My heart slammed. “What are you saying?” Christ. Was it Cal who’d been in the house, messing with Olivia’s head? Fuck. My eyes snapped up to see Olivia staring at me hard, her bottom lip sucked between her teeth as she chewed the hell out of it. Her thinking face.
“Just that,” Tyler’s voice responded innocently in my ear. “There’s only so much I can do.”
My bunched fist slammed down on the table. Olivia flinched. “You tell that sniveling piece of shit that if I even hear anything close to that again, I’ll tie him up and saw his fucking nuts off.”
“Calm down, calm down,” Tyler said, his voice thick with satisfaction. “I can call him off any time. Anyway I‘m not so sure I’m ready to give her up to him. Maybe I’ll keep her for myself. You just hold up your end of the deal, and I’ll hold up mine.”
I mashed the end button, breathing hard. This was what real panic felt like.
“What the hell was that about?” Olivia asked, her pale eyes wide.
“Nothing,” I bit out. Shit. This better not fail. What the fuck was I even doing? I’d completely put her at risk even coming up with this damn scheme. But no, she was at risk anyway, and had been since the moment Tyler had seen her at Mama’s.

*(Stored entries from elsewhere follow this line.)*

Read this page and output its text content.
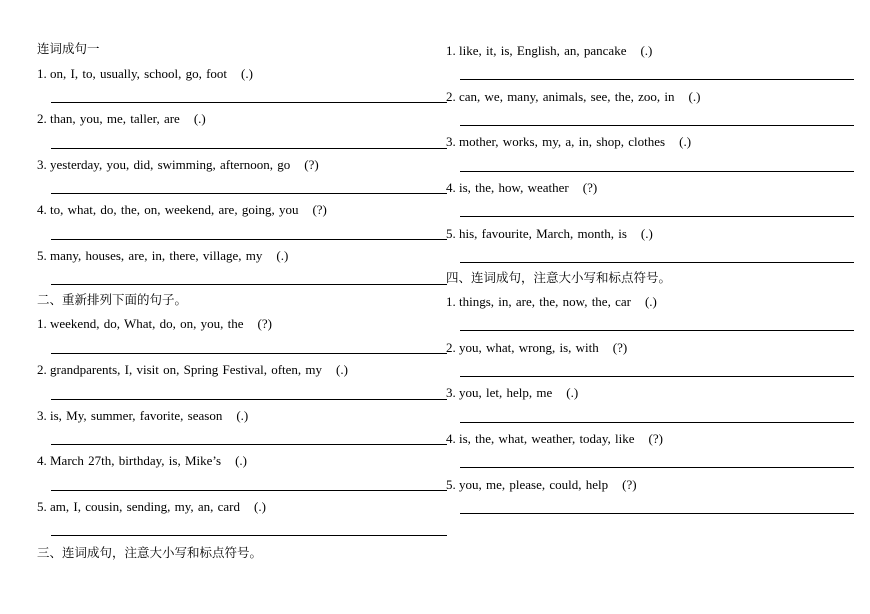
连词成句一
1. on, I, to, usually, school, go, foot (.)
2. than, you, me, taller, are (.)
3. yesterday, you, did, swimming, afternoon, go (?)
4. to, what, do, the, on, weekend, are, going, you (?)
5. many, houses, are, in, there, village, my (.)
二、重新排列下面的句子。
1. weekend, do, What, do, on, you, the (?)
2. grandparents, I, visit on, Spring Festival, often, my (.)
3. is, My, summer, favorite, season (.)
4. March 27th, birthday, is, Mike’s (.)
5. am, I, cousin, sending, my, an, card (.)
三、连词成句，注意大小写和标点符号。
1. like, it, is, English, an, pancake (.)
2. can, we, many, animals, see, the, zoo, in (.)
3. mother, works, my, a, in, shop, clothes (.)
4. is, the, how, weather (?)
5. his, favourite, March, month, is (.)
四、连词成句，注意大小写和标点符号。
1. things, in, are, the, now, the, car (.)
2. you, what, wrong, is, with (?)
3. you, let, help, me (.)
4. is, the, what, weather, today, like (?)
5. you, me, please, could, help (?)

I stared at her porcelain fac
e and cerulean eyes. Why had fate, God, or who-the-fuck-ever, seen fit to keep placing this girl in the firing line?
SHE WAS CURSED. Olivia had to be cursed.
Some kids grew up without ever seeing the ugliness she’d seen. And she’d not only seen it, she’d lived and breathed it, and now it continued to pulse around her just waiting in the shadows for a chance to take her again.
Was this why I’d met Abby? Not to save Abby, but to save Liv? I’d failed of course. Something I would never forgive myself for. Nor would Liv. But for some reason I was being given this chance. Because horror was still thirsting for her, waiting to take her down.
“Stop staring at me like that.” Liv stepped backward. “Who was on the phone?”
Did I tell her about the threat from Tyler and/or Cal, and risk her being in a full-blown panic without me here? Or was forewarning her actually forearming her, in case I failed? I needed help. And I needed to tell her.
“Liv,” I started.
“Olivia,” she growled.
“Fine. Olivia. When I leave, I need you to lock the doors and windows. That was Tyler. I have to go do something for him, a favor, and he…” I blew out a breath as if it would help me lay it on her easier. “He threatened you, if I don’t do it.”
Her eyes narrowed. “What kind of favor? Tell me you aren’t going to try and pull one past Pete and put some of Tyler’s shit on his boat?”
Pull one past Pete. Her words dinged in my skull. I didn’t want to put Pete at risk at all. With our original plan of pretending Pete had changed his mind and was dumping the stuff in the marshes so Cal and Tyler had to come get it, he’d be a target.
Pete didn’t need to do this.
I could do it without him, now I had my boat. Way less risk. I was only risking myself, and who the fuck cared about that? Certainly not me.